Twin Deficit Problem in India

Ministry of Finance recently released its ‘Monthly Economic Review’ report. In the report, Ministry has highlighted that, Fiscal Deficit and Current Account Deficit (CAD) are two key areas of concern for the Indian economy.

Findings of the report

  • Monthly Economic Review report noted that, Fiscal deficit has increased, possibly due to cuts in excise duties on petrol and diesel.
  • Oil prices have surged due to ongoing Russia-Ukraine crisis. It has led to deterioration in current account deficit because of higher oil import bill.
  • As per report, India will continue to be the fastest growing economy in 2022-23, among major countries.
  • India, unlike other countries, is at low risk of Stagflation because of its prudent stabilization policies.
  • Rupee can weaken if foreign portfolio investors (FPI) continue to pull out money from Indian markets, considering the higher interest rates in western economies especially the US. It will hurt rupee and further increase CAD.

Effect of Twin Deficit

Twin deficit will have no effect in short term; however, it may reduce the savings in long term. It might lead to depreciation in the rupee and imbalance in financial investments of government for social purposes.

Way forward

  • Government should cut its revenue expenditure.
  • Capital expenditure should be rationalized, in order to avoid fiscal slippages.
  • Tight monetary policy should be used, to achieve fiscal consolidation
  • Import of non-essential goods should be cut and exports of Indian goods should be made competitive.

What is Fiscal Deficit?

The shortfall in a government’s income, as compared to its spending, is called the fiscal deficit. It is amount of money, that is borrowed by government to fill the gap between its revenues and expenditures in any financial year. If the fiscal deficit is high, it means, government takes the investible funds in market for itself, which otherwise could have been used by private sector for investment needs.

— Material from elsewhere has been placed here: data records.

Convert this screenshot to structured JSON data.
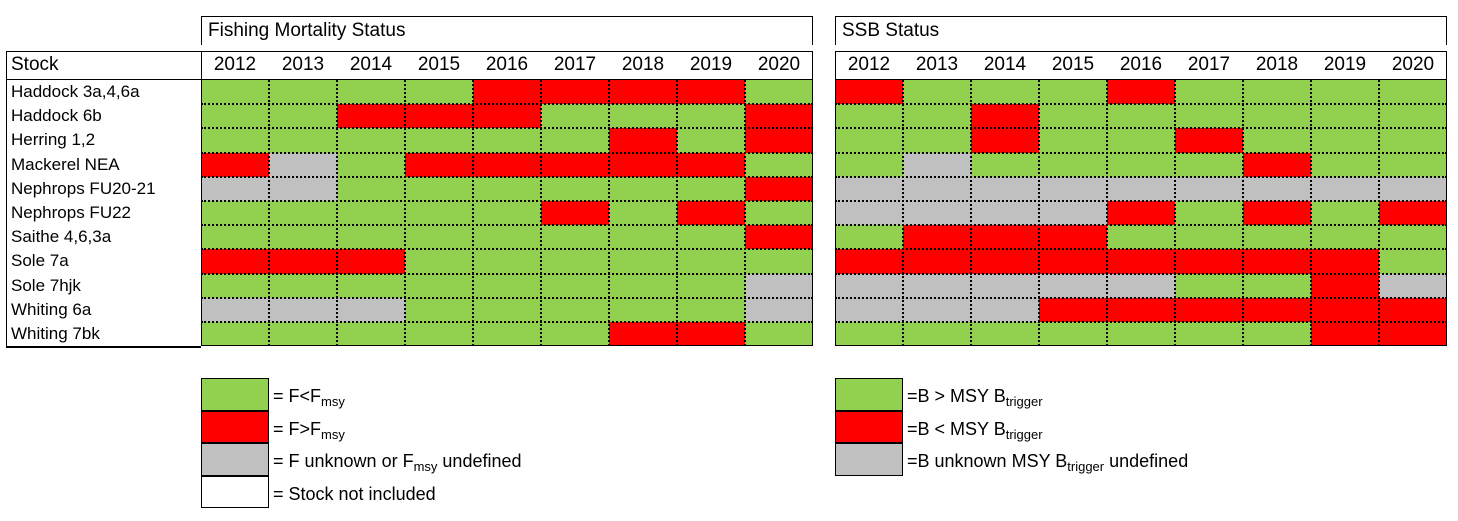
{
  "colors": {
    "G": "#92d050",
    "R": "#ff0000",
    "X": "#c0c0c0",
    "W": "#ffffff"
  },
  "chart_data": {
    "type": "heatmap",
    "row_header": "Stock",
    "stocks": [
      "Haddock 3a,4,6a",
      "Haddock 6b",
      "Herring 1,2",
      "Mackerel NEA",
      "Nephrops FU20-21",
      "Nephrops FU22",
      "Saithe 4,6,3a",
      "Sole 7a",
      "Sole 7hjk",
      "Whiting 6a",
      "Whiting 7bk"
    ],
    "years": [
      "2012",
      "2013",
      "2014",
      "2015",
      "2016",
      "2017",
      "2018",
      "2019",
      "2020"
    ],
    "panels": [
      {
        "title": "Fishing Mortality Status",
        "matrix": [
          [
            "G",
            "G",
            "G",
            "G",
            "R",
            "R",
            "R",
            "R",
            "G"
          ],
          [
            "G",
            "G",
            "R",
            "R",
            "R",
            "G",
            "G",
            "G",
            "R"
          ],
          [
            "G",
            "G",
            "G",
            "G",
            "G",
            "G",
            "R",
            "G",
            "R"
          ],
          [
            "R",
            "X",
            "G",
            "R",
            "R",
            "R",
            "R",
            "R",
            "G"
          ],
          [
            "X",
            "X",
            "G",
            "G",
            "G",
            "G",
            "G",
            "G",
            "R"
          ],
          [
            "G",
            "G",
            "G",
            "G",
            "G",
            "R",
            "G",
            "R",
            "G"
          ],
          [
            "G",
            "G",
            "G",
            "G",
            "G",
            "G",
            "G",
            "G",
            "R"
          ],
          [
            "R",
            "R",
            "R",
            "G",
            "G",
            "G",
            "G",
            "G",
            "G"
          ],
          [
            "G",
            "G",
            "G",
            "G",
            "G",
            "G",
            "G",
            "G",
            "X"
          ],
          [
            "X",
            "X",
            "X",
            "G",
            "G",
            "G",
            "G",
            "G",
            "X"
          ],
          [
            "G",
            "G",
            "G",
            "G",
            "G",
            "G",
            "R",
            "R",
            "G"
          ]
        ]
      },
      {
        "title": "SSB Status",
        "matrix": [
          [
            "R",
            "G",
            "G",
            "G",
            "R",
            "G",
            "G",
            "G",
            "G"
          ],
          [
            "G",
            "G",
            "R",
            "G",
            "G",
            "G",
            "G",
            "G",
            "G"
          ],
          [
            "G",
            "G",
            "R",
            "G",
            "G",
            "R",
            "G",
            "G",
            "G"
          ],
          [
            "G",
            "X",
            "G",
            "G",
            "G",
            "G",
            "R",
            "G",
            "G"
          ],
          [
            "X",
            "X",
            "X",
            "X",
            "X",
            "X",
            "X",
            "X",
            "X"
          ],
          [
            "X",
            "X",
            "X",
            "X",
            "R",
            "G",
            "R",
            "G",
            "R"
          ],
          [
            "G",
            "R",
            "R",
            "R",
            "G",
            "G",
            "G",
            "G",
            "G"
          ],
          [
            "R",
            "R",
            "R",
            "R",
            "R",
            "R",
            "R",
            "R",
            "G"
          ],
          [
            "X",
            "X",
            "X",
            "X",
            "X",
            "G",
            "G",
            "R",
            "X"
          ],
          [
            "X",
            "X",
            "X",
            "R",
            "R",
            "R",
            "R",
            "R",
            "R"
          ],
          [
            "G",
            "G",
            "G",
            "G",
            "G",
            "G",
            "G",
            "R",
            "R"
          ]
        ]
      }
    ],
    "legend_f": [
      {
        "code": "G",
        "text": "= F<F",
        "sub": "msy",
        "tail": ""
      },
      {
        "code": "R",
        "text": "= F>F",
        "sub": "msy",
        "tail": ""
      },
      {
        "code": "X",
        "text": "= F unknown or F",
        "sub": "msy",
        "tail": " undefined"
      },
      {
        "code": "W",
        "text": "= Stock not included",
        "sub": "",
        "tail": ""
      }
    ],
    "legend_ssb": [
      {
        "code": "G",
        "text": "=B > MSY B",
        "sub": "trigger",
        "tail": ""
      },
      {
        "code": "R",
        "text": "=B < MSY B",
        "sub": "trigger",
        "tail": ""
      },
      {
        "code": "X",
        "text": "=B unknown MSY B",
        "sub": "trigger",
        "tail": " undefined"
      }
    ]
  }
}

What is Current Account Deficit?

When the total value of goods and services imported by a country becomes higher than total value of goods and services it exports, it is called as Current Account Deficit (CAD). Widening CAD is responsible for weakening to domestic currency, because CAD means more foreign currencies or dollars are in demand as compared to domestic currency (or rupees).

What is Stagflation?

A condition, where economic growth is stagnant but prices are rising, is called stagflation.